下面我列出了sort_by对arr的每个元素所使用的数组。
{"id" => 1, "field_name" => "foo"} -> [0, 1]
{"id" => 2, "field_name" => "bar"} -> [1, 1]
{"id" => 3, "field_name" => "abc"} -> [0, 3]
{"id" => 4, "field_name" => "zsh"} -> [0, 4]
{"id" => 5, "field_name" => "kql"} -> [0, 5]
{"id" => 6, "field_name" => "plo"} -> [1, 5]
{"id" => 7, "field_name" => "cde"} -> [0, 7]
如果[type, x]是sort_by用来排序的数组,它将把type 0对应的所有元素放在type = 1对应的元素之前。为了打破束缚,它按x排序元素。对于type = 1,x是元素的索引,使它们在末尾保持顺序。
映射ID数组,按顺序选择匹配的哈希
虽然可能有更优雅的方法来做到这一点,我认为下面的解决方案是相当清楚的。
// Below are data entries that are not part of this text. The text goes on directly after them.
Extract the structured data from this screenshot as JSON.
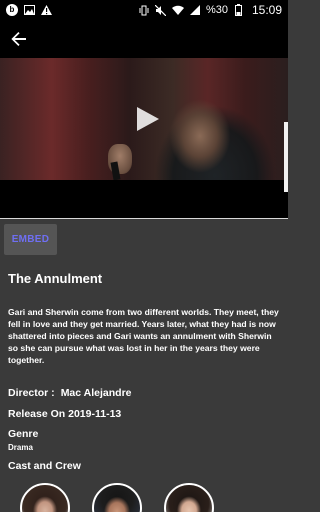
{
  "status_bar": {
    "icons_left": [
      "b-notification-icon",
      "image-icon",
      "warning-icon"
    ],
    "icons_right": [
      "vibrate-icon",
      "mute-icon",
      "wifi-icon",
      "signal-icon"
    ],
    "battery_text": "%30",
    "time": "15:09"
  },
  "app_bar": {
    "back_icon": "arrow-back-icon"
  },
  "video": {
    "play_icon": "play-icon"
  },
  "movie": {
    "embed_label": "EMBED",
    "title": "The Annulment",
    "description": "Gari and Sherwin come from two different worlds. They meet, they fell in love and they get married. Years later, what they had is now shattered into pieces and Gari wants an annulment with Sherwin so she can pursue what was lost in her in the years they were together.",
    "director_label": "Director :",
    "director_value": "Mac Alejandre",
    "release_text": "Release On 2019-11-13",
    "genre_label": "Genre",
    "genre_value": "Drama",
    "cast_label": "Cast and Crew"
  },
  "colors": {
    "embed_text": "#6f6ff3",
    "background": "#3a3a3a",
    "bar": "#000000"
  }
}
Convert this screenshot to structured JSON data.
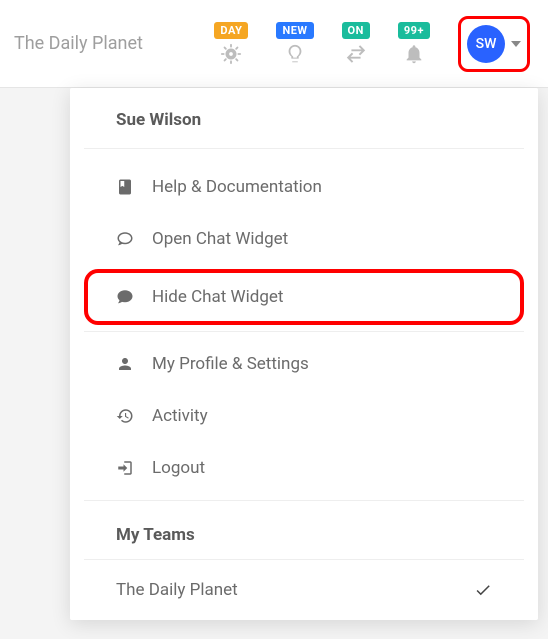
{
  "brand": "The Daily Planet",
  "badges": {
    "day": "DAY",
    "new": "NEW",
    "on": "ON",
    "count": "99+"
  },
  "avatar_initials": "SW",
  "dropdown": {
    "user_name": "Sue Wilson",
    "items": {
      "help": "Help & Documentation",
      "open_chat": "Open Chat Widget",
      "hide_chat": "Hide Chat Widget",
      "profile": "My Profile & Settings",
      "activity": "Activity",
      "logout": "Logout"
    },
    "teams_header": "My Teams",
    "teams": [
      {
        "name": "The Daily Planet",
        "active": true
      }
    ]
  }
}
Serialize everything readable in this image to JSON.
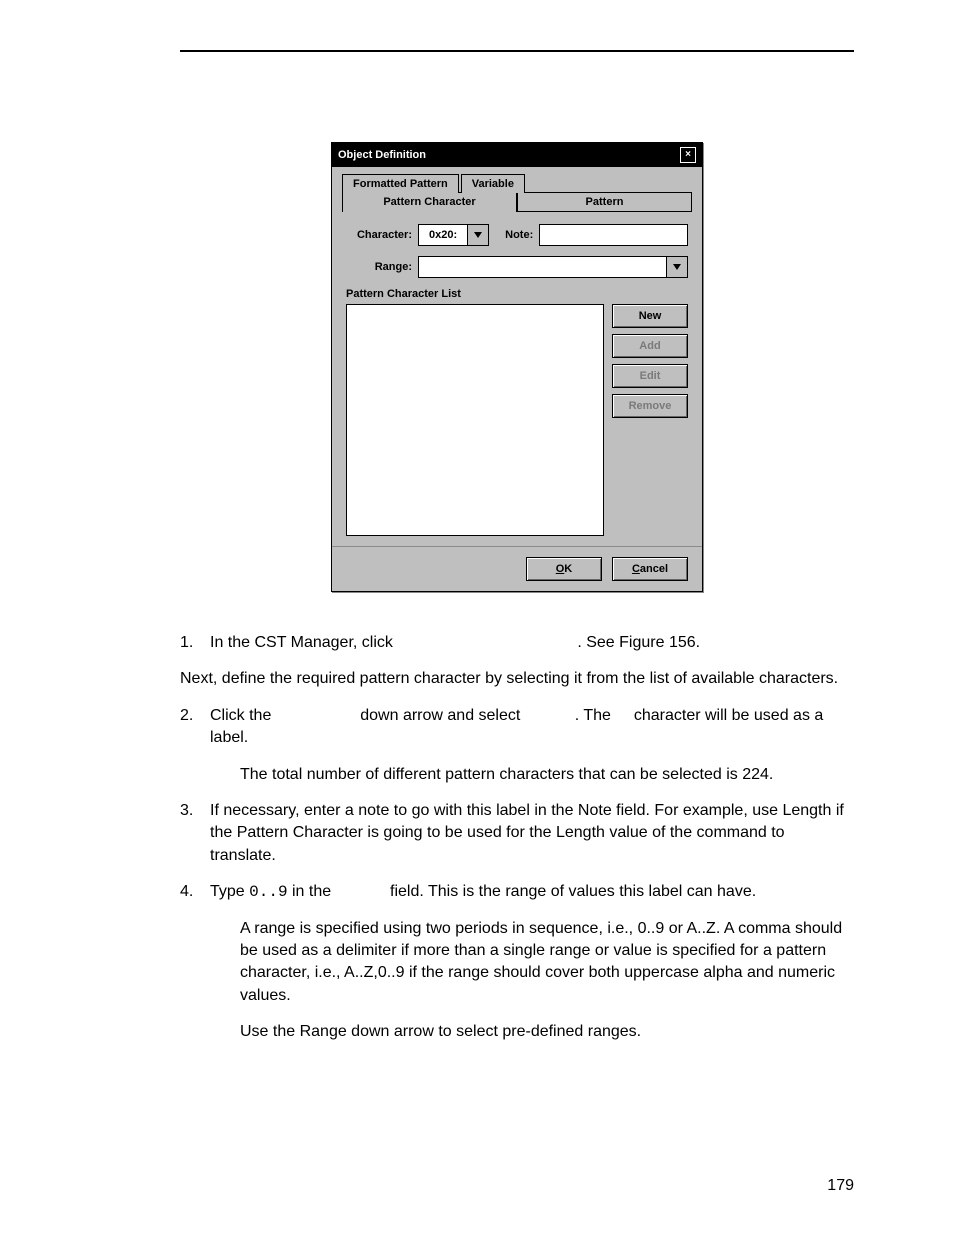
{
  "dialog": {
    "title": "Object Definition",
    "tabs": {
      "formatted_pattern": "Formatted Pattern",
      "variable": "Variable"
    },
    "subtabs": {
      "pattern_character": "Pattern Character",
      "pattern": "Pattern"
    },
    "labels": {
      "character": "Character:",
      "note": "Note:",
      "range": "Range:",
      "list_heading": "Pattern Character List"
    },
    "character_value": "0x20:",
    "buttons": {
      "new": "New",
      "add": "Add",
      "edit": "Edit",
      "remove": "Remove",
      "ok_prefix": "O",
      "ok_rest": "K",
      "cancel_prefix": "C",
      "cancel_rest": "ancel"
    }
  },
  "steps": {
    "s1": "In the CST Manager, click ",
    "s1_tail": ". See Figure 156.",
    "para_next": "Next, define the required pattern character by selecting it from the list of available characters.",
    "s2_a": "Click the ",
    "s2_b": " down arrow and select ",
    "s2_c": ". The ",
    "s2_d": " character will be used as a label.",
    "note2": "The total number of different pattern characters that can be selected is 224.",
    "s3": "If necessary, enter a note to go with this label in the Note field. For example, use Length if the Pattern Character is going to be used for the Length value of the command to translate.",
    "s4_a": "Type ",
    "s4_code": "0..9",
    "s4_b": " in the ",
    "s4_c": " field. This is the range of values this label can have.",
    "note4a": "A range is specified using two periods in sequence, i.e., 0..9 or A..Z. A comma should be used as a delimiter if more than a single range or value is specified for a pattern character, i.e., A..Z,0..9 if the range should cover both uppercase alpha and numeric values.",
    "note4b": "Use the Range down arrow to select pre-defined ranges."
  },
  "nums": {
    "n1": "1.",
    "n2": "2.",
    "n3": "3.",
    "n4": "4."
  },
  "page_number": "179"
}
它使用id元素的数组作为可枚举对象进行映射,为迭代期间遇到的每个"id"键返回具有匹配值的匹配哈希对象(如果找到),然后删除未找到匹配的任何元素,例如#map返回的数组返回nil。
使用Ruby 3.1.2:
id_order = [4, 2, 5, 3, 1]
array_of_hashes = [
{"id" => 1, "field_name" => "foo"},
{"id" => 2, "field_name" => "bar"},
{"id" => 3, "field_name" => "abc"},
{"id" => 4, "field_name" => "zsh"},
{"id" => 5, "field_name" => "kql"},
{"id" => 6, "field_name" => "plo"},
{"id" => 7, "field_name" => "cde"}
]
id_order.map { |id| array_of_hashes.detect { |h| h["id"] == id } }.compact
这将正确返回第一个数组中指定的有序结果:
#=>
[{"id"=>4, "field_name"=>"zsh"},
{"id"=>2, "field_name"=>"bar"},
{"id"=>5, "field_name"=>"kql"},
{"id"=>3, "field_name"=>"abc"},
{"id"=>1, "field_name"=>"foo"}]
请注意,它不会返回id6或7的哈希对象,因为它们不存在于您要搜索的id数组中。您可以调整#map以将它们视为传递(尽管您还没有解释它们应该如何或为什么出现在结果数组的末尾),或者将它们添加到要搜索的元素数组中,这将是首选的方法。但是,由于它们没有在您的原始帖子中解决,如果没有找到匹配的ID,这实际上是正确的输出。